The remaining parts of this paper are organized next. Section II presents the prior works in the literature. Section III explains the pipeline of the proposed information extraction system. Section IV analyses and discusses experiment results. Lastly, Section V concludes this paper.

There are three different techniques of key-value pair extraction: regular expression, natural language processing (NLP) and layout detection. This section studies the prior arts related to OCR key-value pairs extraction approaches.

OCR is an important portion as it will affect the results for the key-value pairs. As mistaken words might be wrongly classified when performing key-value pair extraction. Hence, OCR plays a crucial role for key-value pair extraction. OCR is used to extract text information from scanned documents and images. Vedant Kumar et al. [6] use OCR on bill receipts images taken from a mobile phone to extract out the text information from the receipts. Before extracting the information, they have done some image pre-processing such as binarization, removing of shadows and etc. After that the processed image is inputted into the Tesseract OCR engine to extract the text. OCR has been used for scanned documents to extract the text information in [7]. Similarly, they have pre-processed the scanned invoices by sharpening the images, threshing and binarization.

2.1 Key-Value Pair Extraction using Regular Expression

A key-value searching system is developed by Kaló and Sipos [8] that uses the open-source Tesseract OCR engine and post-processing techniques with regular expressions. Regular expressions are patterns used to match character combinations in strings. To find key-value pairs with regular expression, we can find by text with colon. If the regular expression manages to find the word, this means that it is a key.

This method can be used to create a low-cost office automation system for invoice processing. Regular expression is very effective at identifying patterns and replacing strings. It increases efficiency and versatility by allowing constant patterns and variable values to be searched in the text. Before developing the key-value searching system with regular expression, it is necessary to learn what patterns are there in the dataset, collate all the different types of patterns and put them into a pattern dictionary. The regular extraction pattern dictionary can be expanded over time to learn a wider variety of patterns, with more datasets being included and more patterns being added. New patterns can be added based on the errors. If these errors occur during a later process, they would be stored and corrected.

Using regular expressions to extract key-value pairs is efficient in finding specific patterns or text. However, when a new text or pattern is introduced, that would be an issue as the system does not understand and cannot extract them. Additionally, some keys and values may have a variety of different forms of patterns. Thus, there is a need to manually look through the dataset and update the patterns to extract the key-value pairs correctly and effectively. Furthermore, with many patterns declared, it degrades the readability and performance of the codes. Hence, with these problems being identified, extracting key-value pairs using regular expression is not efficient. Though, regular expression may be suitable for post-processing in assistant of validation of value formats.

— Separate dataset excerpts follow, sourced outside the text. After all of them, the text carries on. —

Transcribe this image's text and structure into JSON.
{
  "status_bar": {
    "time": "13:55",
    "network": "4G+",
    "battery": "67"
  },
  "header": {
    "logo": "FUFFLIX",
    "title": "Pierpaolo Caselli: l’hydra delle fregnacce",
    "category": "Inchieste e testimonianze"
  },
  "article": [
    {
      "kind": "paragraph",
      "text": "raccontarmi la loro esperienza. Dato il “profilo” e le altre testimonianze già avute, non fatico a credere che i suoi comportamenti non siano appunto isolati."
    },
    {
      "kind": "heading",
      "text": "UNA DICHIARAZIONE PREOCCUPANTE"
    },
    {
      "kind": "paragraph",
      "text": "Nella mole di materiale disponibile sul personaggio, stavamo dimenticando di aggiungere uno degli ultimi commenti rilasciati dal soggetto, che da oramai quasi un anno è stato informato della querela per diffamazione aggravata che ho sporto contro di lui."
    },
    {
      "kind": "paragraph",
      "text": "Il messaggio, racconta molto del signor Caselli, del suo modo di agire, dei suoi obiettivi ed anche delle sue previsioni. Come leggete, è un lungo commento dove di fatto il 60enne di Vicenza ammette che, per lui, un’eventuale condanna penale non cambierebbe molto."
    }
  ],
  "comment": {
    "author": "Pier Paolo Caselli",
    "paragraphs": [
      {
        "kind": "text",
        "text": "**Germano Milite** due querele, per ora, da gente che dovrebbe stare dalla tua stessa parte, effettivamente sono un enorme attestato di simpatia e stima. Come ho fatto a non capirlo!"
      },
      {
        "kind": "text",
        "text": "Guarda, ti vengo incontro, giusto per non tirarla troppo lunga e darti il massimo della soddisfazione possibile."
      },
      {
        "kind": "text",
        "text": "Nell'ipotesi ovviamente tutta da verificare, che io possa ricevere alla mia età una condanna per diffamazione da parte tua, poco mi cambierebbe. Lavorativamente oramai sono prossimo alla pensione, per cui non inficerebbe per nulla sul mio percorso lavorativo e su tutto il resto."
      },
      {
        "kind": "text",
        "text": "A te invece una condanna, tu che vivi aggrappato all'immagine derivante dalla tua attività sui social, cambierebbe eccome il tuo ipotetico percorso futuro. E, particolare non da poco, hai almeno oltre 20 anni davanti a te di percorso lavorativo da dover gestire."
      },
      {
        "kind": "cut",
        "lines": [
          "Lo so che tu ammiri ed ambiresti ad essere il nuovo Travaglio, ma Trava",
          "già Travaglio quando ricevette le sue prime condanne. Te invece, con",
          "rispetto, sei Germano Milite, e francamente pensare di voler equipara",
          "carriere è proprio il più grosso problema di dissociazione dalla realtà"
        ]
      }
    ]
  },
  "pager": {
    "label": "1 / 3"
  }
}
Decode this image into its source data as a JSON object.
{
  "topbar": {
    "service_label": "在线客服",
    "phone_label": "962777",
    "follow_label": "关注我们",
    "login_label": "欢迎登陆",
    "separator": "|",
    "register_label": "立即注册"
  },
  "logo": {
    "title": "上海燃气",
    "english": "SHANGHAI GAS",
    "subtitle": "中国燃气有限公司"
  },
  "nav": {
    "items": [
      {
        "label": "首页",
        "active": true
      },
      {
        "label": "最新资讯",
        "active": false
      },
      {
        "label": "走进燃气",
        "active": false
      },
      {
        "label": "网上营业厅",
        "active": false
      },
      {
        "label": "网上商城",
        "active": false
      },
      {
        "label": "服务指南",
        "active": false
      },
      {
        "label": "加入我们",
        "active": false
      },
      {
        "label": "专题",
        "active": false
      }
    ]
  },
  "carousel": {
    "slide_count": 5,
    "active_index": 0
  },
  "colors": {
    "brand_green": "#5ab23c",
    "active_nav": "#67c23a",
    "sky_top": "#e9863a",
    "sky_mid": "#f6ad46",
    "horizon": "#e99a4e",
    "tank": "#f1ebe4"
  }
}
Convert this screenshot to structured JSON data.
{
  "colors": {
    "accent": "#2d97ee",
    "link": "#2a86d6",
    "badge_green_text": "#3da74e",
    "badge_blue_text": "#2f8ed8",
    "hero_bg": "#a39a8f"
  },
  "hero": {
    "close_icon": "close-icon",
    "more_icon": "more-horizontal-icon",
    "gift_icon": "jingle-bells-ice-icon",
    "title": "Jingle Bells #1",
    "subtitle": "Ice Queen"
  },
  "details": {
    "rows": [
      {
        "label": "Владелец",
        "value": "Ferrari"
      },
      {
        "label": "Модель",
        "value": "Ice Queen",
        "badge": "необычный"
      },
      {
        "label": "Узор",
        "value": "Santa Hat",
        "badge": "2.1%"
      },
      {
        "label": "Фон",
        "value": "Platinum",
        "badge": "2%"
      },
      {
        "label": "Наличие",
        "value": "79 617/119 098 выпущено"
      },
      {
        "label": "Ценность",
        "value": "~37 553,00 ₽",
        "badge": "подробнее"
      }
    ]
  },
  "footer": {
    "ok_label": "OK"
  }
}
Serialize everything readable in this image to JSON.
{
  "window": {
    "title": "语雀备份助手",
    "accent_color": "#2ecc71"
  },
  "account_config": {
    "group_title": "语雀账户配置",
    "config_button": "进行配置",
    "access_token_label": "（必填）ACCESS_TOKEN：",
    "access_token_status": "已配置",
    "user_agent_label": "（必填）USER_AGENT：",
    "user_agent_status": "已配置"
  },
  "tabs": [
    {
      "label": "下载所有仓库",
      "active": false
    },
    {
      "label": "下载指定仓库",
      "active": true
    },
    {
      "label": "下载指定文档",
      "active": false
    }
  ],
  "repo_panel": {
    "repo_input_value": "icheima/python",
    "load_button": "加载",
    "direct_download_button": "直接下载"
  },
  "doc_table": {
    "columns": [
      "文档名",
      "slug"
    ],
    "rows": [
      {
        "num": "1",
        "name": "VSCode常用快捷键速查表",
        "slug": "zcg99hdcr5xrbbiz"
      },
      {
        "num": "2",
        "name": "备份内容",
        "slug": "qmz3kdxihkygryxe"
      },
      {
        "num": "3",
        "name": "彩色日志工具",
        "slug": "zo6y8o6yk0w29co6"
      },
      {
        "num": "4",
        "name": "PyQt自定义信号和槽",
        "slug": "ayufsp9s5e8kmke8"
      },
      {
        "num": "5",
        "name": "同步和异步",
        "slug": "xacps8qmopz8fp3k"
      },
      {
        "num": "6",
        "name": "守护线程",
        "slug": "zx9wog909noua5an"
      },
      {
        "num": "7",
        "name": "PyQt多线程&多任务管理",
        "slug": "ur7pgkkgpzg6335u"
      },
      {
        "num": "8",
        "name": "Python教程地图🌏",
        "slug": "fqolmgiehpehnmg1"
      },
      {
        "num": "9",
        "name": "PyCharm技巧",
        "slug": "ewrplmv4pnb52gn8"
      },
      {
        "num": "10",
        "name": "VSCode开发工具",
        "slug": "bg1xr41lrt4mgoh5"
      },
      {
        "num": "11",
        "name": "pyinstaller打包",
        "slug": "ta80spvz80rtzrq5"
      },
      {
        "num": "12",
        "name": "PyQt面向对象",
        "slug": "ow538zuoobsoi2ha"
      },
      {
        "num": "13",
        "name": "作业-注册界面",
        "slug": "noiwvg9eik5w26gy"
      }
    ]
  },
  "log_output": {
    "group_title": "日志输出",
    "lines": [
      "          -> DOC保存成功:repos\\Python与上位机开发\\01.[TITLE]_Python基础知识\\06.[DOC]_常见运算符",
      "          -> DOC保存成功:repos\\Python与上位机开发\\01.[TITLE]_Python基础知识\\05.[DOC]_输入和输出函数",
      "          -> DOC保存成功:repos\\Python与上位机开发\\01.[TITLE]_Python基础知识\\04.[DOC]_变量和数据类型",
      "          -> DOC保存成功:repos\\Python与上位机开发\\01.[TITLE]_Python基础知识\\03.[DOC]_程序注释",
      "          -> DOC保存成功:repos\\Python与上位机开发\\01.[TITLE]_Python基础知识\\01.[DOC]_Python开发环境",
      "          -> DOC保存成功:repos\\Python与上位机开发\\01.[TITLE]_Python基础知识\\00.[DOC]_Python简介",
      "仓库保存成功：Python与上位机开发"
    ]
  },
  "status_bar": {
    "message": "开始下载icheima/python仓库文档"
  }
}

2.2 Key-Value Pair Extraction using NLP

Bidirectional Encoder Representations from Transformers (BERT) [9] utilizes Transformer, an attention mechanism that discovers contextual relationships between words (or subwords) in a text. Transformer has two independent working parts: an encoder that reads text inputs, and a decoder that generates a task prediction. BERT has two training tasks: Masked Language Model (MLM) and Next Sentence Prediction.

Robustly Optimized BERT Pretraining Approach (Roberta) [10] is an optimized approach for pretraining natural language processing. Roberta has almost similar architecture to BERT. Some changes are removing the Next Sentence Prediction and training with bigger batch sizes and longer sequences.

The BERT is extended to a new model, StructBERT, by incorporating language structures into pre-training [11]. StructBERT expands BERT by leveraging structural information, such as word-level and sentence-level ordering, in addition to the present masking method. Two new structural objectives are added to model pre-training, focusing on inner-sentence and inter-sentence structures. In this way, the language characteristics of pre-training phase are explicitly represented.

Furthermore, StructBERT uses structural pre-training to embed dependency between words and sentences in the contextualized representation, allowing the model to be more generalizable and adaptable. This allows StructBERT to represent language structures explicitly by requiring it to reconstruct the correct order of words and sentences in order to make accurate predictions. StructBERT is compared with a few methods such as BERT, Roberta, etc. Through the experimentation results, it shows that the StructBERT model can obtain better results in a variety of downstream tasks with the improvement of the F1 scores to 93%.

StructBERT framework is better than the regular expression approach, as it is trained on the textual data. It understands the key-value pairs and reconstructs the correct order of words, in order to make accurate predictions. However, the NLP approach only takes in the text from the document and does not incorporate the position of the text. In the tasks of extracting key value pairs, the position of the text is useful. However, StructBERT is still useful to understand the key-value pair structure and can be used together with layout awareness algorithms to improve the accuracy.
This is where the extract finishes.